In the midst, mothers miss joy.

I read this op-ed piece by Susan Estrich several years ago and it really hit home.  I saved it so that every once in awhile I could read it and try to readjust my perspective and outlook on life.

I hope it speaks to you as much as it did me :)




There has been a whole spate of memoirs lately by young mothers searching for meaning.  They go off looking for happiness in yoga and personal trainers and spiritual gurus.  These are intelligent women, women with fancy educations who either don’t work outside the home or make a living as writers, which is, if you ask me, pretty great when your kids are little.

So why are these women so unhappy?  Why are they trying to find ” happiness” in home improvement projects and exercise and deep breaths?  Not that there is anything wrong with any of those things.  But from where I sit, these women are in the middle of the most wonderful years of their lives, and they are wasting them whining. 

Believe me, I empathize with the trials of raising children.  I remember being so tired I couldn’t think straight, feeling like I had not a minute to myself, wondering what happened to the woman I used to be.  I spent years worrying about money after getting divorced, worrying about how to provide a secure home for my children while I was trying to figure out how to pay the mortgage.  I love my children more than life, which gives them the power to hurt me like no one else.  Being a mother is not easy.
But there is a reason why women who have everything in the world want children even more. There is a reason why we keep giving up promising careers and pursuits we love to be mothers.  We say we are doing it for our children, but let me tell you the secret, as one who was once there:  We do it for ourselves.  We do it because, for all its pain, being a mother with their children in her arms is the very best thing in the world, or at least the best thing I ever found.

The problem is that it doesn’t last forever.  A mother, my friend Annie, says, is always only as happy as her least happy child.  I want happiness and good health for my children far, far more than I want them for myself. You don’t love your children any less as they grow older, but you do come to realize, painfully sometimes, that they don’t belong to you .  They have a right to their own lives, and a parent’s job is not to hold on, but to let go.

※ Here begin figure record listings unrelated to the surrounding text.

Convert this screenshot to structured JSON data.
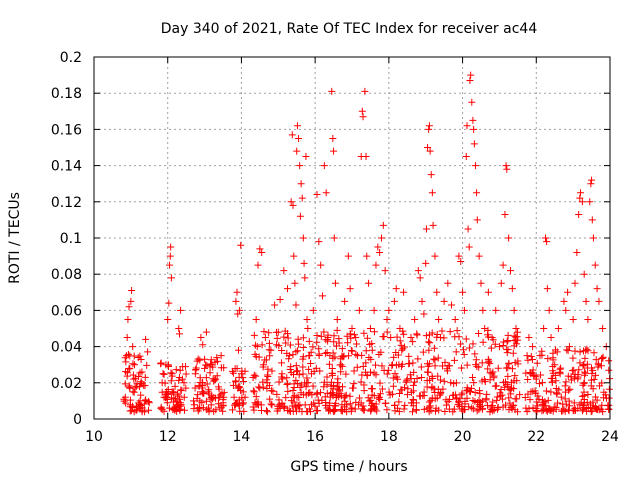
{
  "chart_data": {
    "type": "scatter",
    "title": "Day 340 of 2021, Rate Of TEC Index for receiver ac44",
    "xlabel": "GPS time / hours",
    "ylabel": "ROTI / TECUs",
    "xlim": [
      10,
      24
    ],
    "ylim": [
      0,
      0.2
    ],
    "x_ticks": [
      "10",
      "12",
      "14",
      "16",
      "18",
      "20",
      "22",
      "24"
    ],
    "y_ticks": [
      "0",
      "0.02",
      "0.04",
      "0.06",
      "0.08",
      "0.1",
      "0.12",
      "0.14",
      "0.16",
      "0.18",
      "0.2"
    ],
    "grid": true,
    "marker": "+",
    "series": [
      {
        "name": "ROTI",
        "color": "#ff0000",
        "points": [
          [
            10.85,
            0.012
          ],
          [
            10.88,
            0.035
          ],
          [
            10.9,
            0.045
          ],
          [
            10.92,
            0.055
          ],
          [
            10.95,
            0.062
          ],
          [
            10.97,
            0.028
          ],
          [
            11.0,
            0.065
          ],
          [
            11.02,
            0.071
          ],
          [
            11.05,
            0.04
          ],
          [
            11.08,
            0.022
          ],
          [
            11.1,
            0.03
          ],
          [
            11.15,
            0.018
          ],
          [
            11.2,
            0.034
          ],
          [
            11.25,
            0.01
          ],
          [
            11.3,
            0.026
          ],
          [
            11.4,
            0.044
          ],
          [
            11.5,
            0.009
          ],
          [
            11.85,
            0.02
          ],
          [
            11.9,
            0.012
          ],
          [
            11.95,
            0.03
          ],
          [
            12.0,
            0.055
          ],
          [
            12.03,
            0.064
          ],
          [
            12.05,
            0.085
          ],
          [
            12.07,
            0.09
          ],
          [
            12.08,
            0.095
          ],
          [
            12.1,
            0.078
          ],
          [
            12.12,
            0.025
          ],
          [
            12.15,
            0.015
          ],
          [
            12.2,
            0.018
          ],
          [
            12.25,
            0.01
          ],
          [
            12.3,
            0.05
          ],
          [
            12.32,
            0.047
          ],
          [
            12.35,
            0.06
          ],
          [
            12.4,
            0.022
          ],
          [
            12.45,
            0.012
          ],
          [
            12.7,
            0.01
          ],
          [
            12.75,
            0.025
          ],
          [
            12.8,
            0.032
          ],
          [
            12.85,
            0.018
          ],
          [
            12.9,
            0.045
          ],
          [
            12.95,
            0.041
          ],
          [
            13.0,
            0.028
          ],
          [
            13.05,
            0.048
          ],
          [
            13.1,
            0.015
          ],
          [
            13.15,
            0.011
          ],
          [
            13.2,
            0.03
          ],
          [
            13.3,
            0.022
          ],
          [
            13.4,
            0.012
          ],
          [
            13.45,
            0.035
          ],
          [
            13.5,
            0.009
          ],
          [
            13.8,
            0.012
          ],
          [
            13.85,
            0.065
          ],
          [
            13.88,
            0.07
          ],
          [
            13.9,
            0.058
          ],
          [
            13.92,
            0.038
          ],
          [
            13.95,
            0.06
          ],
          [
            13.98,
            0.096
          ],
          [
            14.0,
            0.025
          ],
          [
            14.05,
            0.015
          ],
          [
            14.1,
            0.012
          ],
          [
            14.35,
            0.015
          ],
          [
            14.4,
            0.055
          ],
          [
            14.45,
            0.085
          ],
          [
            14.5,
            0.094
          ],
          [
            14.55,
            0.092
          ],
          [
            14.6,
            0.03
          ],
          [
            14.65,
            0.045
          ],
          [
            14.7,
            0.02
          ],
          [
            14.8,
            0.038
          ],
          [
            14.9,
            0.063
          ],
          [
            15.0,
            0.048
          ],
          [
            15.05,
            0.066
          ],
          [
            15.1,
            0.025
          ],
          [
            15.15,
            0.082
          ],
          [
            15.2,
            0.042
          ],
          [
            15.25,
            0.072
          ],
          [
            15.3,
            0.035
          ],
          [
            15.35,
            0.12
          ],
          [
            15.38,
            0.157
          ],
          [
            15.4,
            0.118
          ],
          [
            15.42,
            0.09
          ],
          [
            15.45,
            0.075
          ],
          [
            15.48,
            0.063
          ],
          [
            15.5,
            0.148
          ],
          [
            15.52,
            0.162
          ],
          [
            15.55,
            0.155
          ],
          [
            15.58,
            0.14
          ],
          [
            15.6,
            0.112
          ],
          [
            15.62,
            0.13
          ],
          [
            15.65,
            0.122
          ],
          [
            15.68,
            0.1
          ],
          [
            15.7,
            0.086
          ],
          [
            15.72,
            0.078
          ],
          [
            15.75,
            0.145
          ],
          [
            15.78,
            0.055
          ],
          [
            15.8,
            0.05
          ],
          [
            15.85,
            0.035
          ],
          [
            15.9,
            0.025
          ],
          [
            15.95,
            0.06
          ],
          [
            16.05,
            0.124
          ],
          [
            16.1,
            0.098
          ],
          [
            16.15,
            0.085
          ],
          [
            16.2,
            0.068
          ],
          [
            16.25,
            0.14
          ],
          [
            16.3,
            0.125
          ],
          [
            16.35,
            0.045
          ],
          [
            16.4,
            0.035
          ],
          [
            16.45,
            0.181
          ],
          [
            16.48,
            0.155
          ],
          [
            16.5,
            0.148
          ],
          [
            16.52,
            0.1
          ],
          [
            16.55,
            0.075
          ],
          [
            16.6,
            0.055
          ],
          [
            16.65,
            0.042
          ],
          [
            16.7,
            0.03
          ],
          [
            16.8,
            0.065
          ],
          [
            16.9,
            0.09
          ],
          [
            16.95,
            0.072
          ],
          [
            17.0,
            0.05
          ],
          [
            17.1,
            0.045
          ],
          [
            17.15,
            0.035
          ],
          [
            17.2,
            0.06
          ],
          [
            17.25,
            0.145
          ],
          [
            17.28,
            0.17
          ],
          [
            17.3,
            0.167
          ],
          [
            17.35,
            0.181
          ],
          [
            17.38,
            0.145
          ],
          [
            17.4,
            0.09
          ],
          [
            17.45,
            0.075
          ],
          [
            17.5,
            0.05
          ],
          [
            17.55,
            0.038
          ],
          [
            17.6,
            0.06
          ],
          [
            17.65,
            0.085
          ],
          [
            17.7,
            0.095
          ],
          [
            17.75,
            0.092
          ],
          [
            17.8,
            0.1
          ],
          [
            17.85,
            0.107
          ],
          [
            17.9,
            0.082
          ],
          [
            17.95,
            0.055
          ],
          [
            18.0,
            0.06
          ],
          [
            18.05,
            0.045
          ],
          [
            18.1,
            0.03
          ],
          [
            18.15,
            0.065
          ],
          [
            18.2,
            0.072
          ],
          [
            18.3,
            0.05
          ],
          [
            18.35,
            0.038
          ],
          [
            18.4,
            0.07
          ],
          [
            18.5,
            0.022
          ],
          [
            18.6,
            0.045
          ],
          [
            18.7,
            0.055
          ],
          [
            18.8,
            0.082
          ],
          [
            18.85,
            0.078
          ],
          [
            18.9,
            0.065
          ],
          [
            18.95,
            0.058
          ],
          [
            19.0,
            0.086
          ],
          [
            19.02,
            0.105
          ],
          [
            19.05,
            0.15
          ],
          [
            19.08,
            0.16
          ],
          [
            19.1,
            0.162
          ],
          [
            19.12,
            0.148
          ],
          [
            19.15,
            0.135
          ],
          [
            19.18,
            0.125
          ],
          [
            19.2,
            0.107
          ],
          [
            19.25,
            0.09
          ],
          [
            19.3,
            0.07
          ],
          [
            19.35,
            0.055
          ],
          [
            19.4,
            0.045
          ],
          [
            19.5,
            0.065
          ],
          [
            19.6,
            0.075
          ],
          [
            19.7,
            0.063
          ],
          [
            19.8,
            0.055
          ],
          [
            19.9,
            0.09
          ],
          [
            19.95,
            0.087
          ],
          [
            20.0,
            0.07
          ],
          [
            20.05,
            0.06
          ],
          [
            20.1,
            0.145
          ],
          [
            20.12,
            0.162
          ],
          [
            20.15,
            0.105
          ],
          [
            20.18,
            0.095
          ],
          [
            20.2,
            0.187
          ],
          [
            20.22,
            0.19
          ],
          [
            20.25,
            0.175
          ],
          [
            20.28,
            0.165
          ],
          [
            20.3,
            0.16
          ],
          [
            20.32,
            0.152
          ],
          [
            20.35,
            0.14
          ],
          [
            20.38,
            0.125
          ],
          [
            20.4,
            0.11
          ],
          [
            20.45,
            0.09
          ],
          [
            20.5,
            0.075
          ],
          [
            20.55,
            0.06
          ],
          [
            20.6,
            0.05
          ],
          [
            20.7,
            0.07
          ],
          [
            20.8,
            0.045
          ],
          [
            20.9,
            0.06
          ],
          [
            21.0,
            0.04
          ],
          [
            21.05,
            0.075
          ],
          [
            21.1,
            0.085
          ],
          [
            21.15,
            0.113
          ],
          [
            21.18,
            0.14
          ],
          [
            21.2,
            0.138
          ],
          [
            21.25,
            0.1
          ],
          [
            21.3,
            0.082
          ],
          [
            21.35,
            0.072
          ],
          [
            21.4,
            0.06
          ],
          [
            21.45,
            0.05
          ],
          [
            21.75,
            0.035
          ],
          [
            21.8,
            0.045
          ],
          [
            21.85,
            0.025
          ],
          [
            21.9,
            0.04
          ],
          [
            22.0,
            0.022
          ],
          [
            22.1,
            0.035
          ],
          [
            22.2,
            0.05
          ],
          [
            22.25,
            0.1
          ],
          [
            22.28,
            0.098
          ],
          [
            22.3,
            0.072
          ],
          [
            22.35,
            0.06
          ],
          [
            22.4,
            0.045
          ],
          [
            22.5,
            0.03
          ],
          [
            22.6,
            0.05
          ],
          [
            22.75,
            0.065
          ],
          [
            22.8,
            0.06
          ],
          [
            22.85,
            0.07
          ],
          [
            22.9,
            0.04
          ],
          [
            23.0,
            0.055
          ],
          [
            23.05,
            0.075
          ],
          [
            23.1,
            0.092
          ],
          [
            23.15,
            0.113
          ],
          [
            23.18,
            0.122
          ],
          [
            23.2,
            0.125
          ],
          [
            23.25,
            0.12
          ],
          [
            23.3,
            0.08
          ],
          [
            23.35,
            0.065
          ],
          [
            23.4,
            0.055
          ],
          [
            23.45,
            0.12
          ],
          [
            23.48,
            0.13
          ],
          [
            23.5,
            0.132
          ],
          [
            23.52,
            0.11
          ],
          [
            23.55,
            0.1
          ],
          [
            23.6,
            0.085
          ],
          [
            23.65,
            0.072
          ],
          [
            23.7,
            0.065
          ],
          [
            23.8,
            0.05
          ],
          [
            23.9,
            0.04
          ]
        ]
      }
    ]
  }
}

Now that my children are grown, I’m ready to look for some other source of (lesser)  happiness, and I’m happy to take inspiration from anywhere I can find it.  My favorite are the books by older women, who have the perspective of life’s joys and losses, something I have learned painfully over the years.  But frankly, many of them are just too sad.  So I pick up the memoirs of the young mothers, figuring there will be fewer deaths and tragedies in them. Any they are not nearly as sad.  But they make me want to shake their authors.
Why do you need a “happiness project” when you have a husband who loves you, plenty of money and two beautiful and healthy children?  Why do you need to “escape” your family when, before you know it, they will be gone? Did someone tell me this 10 or 15 years ago?  Maybe you just can’t hear.  But in case you are one of those mothers and your reading this, let me try:  Wait until your children are my children’s age.  I promise that you will look back and realize that heaven was right there in your house, right there looking at you.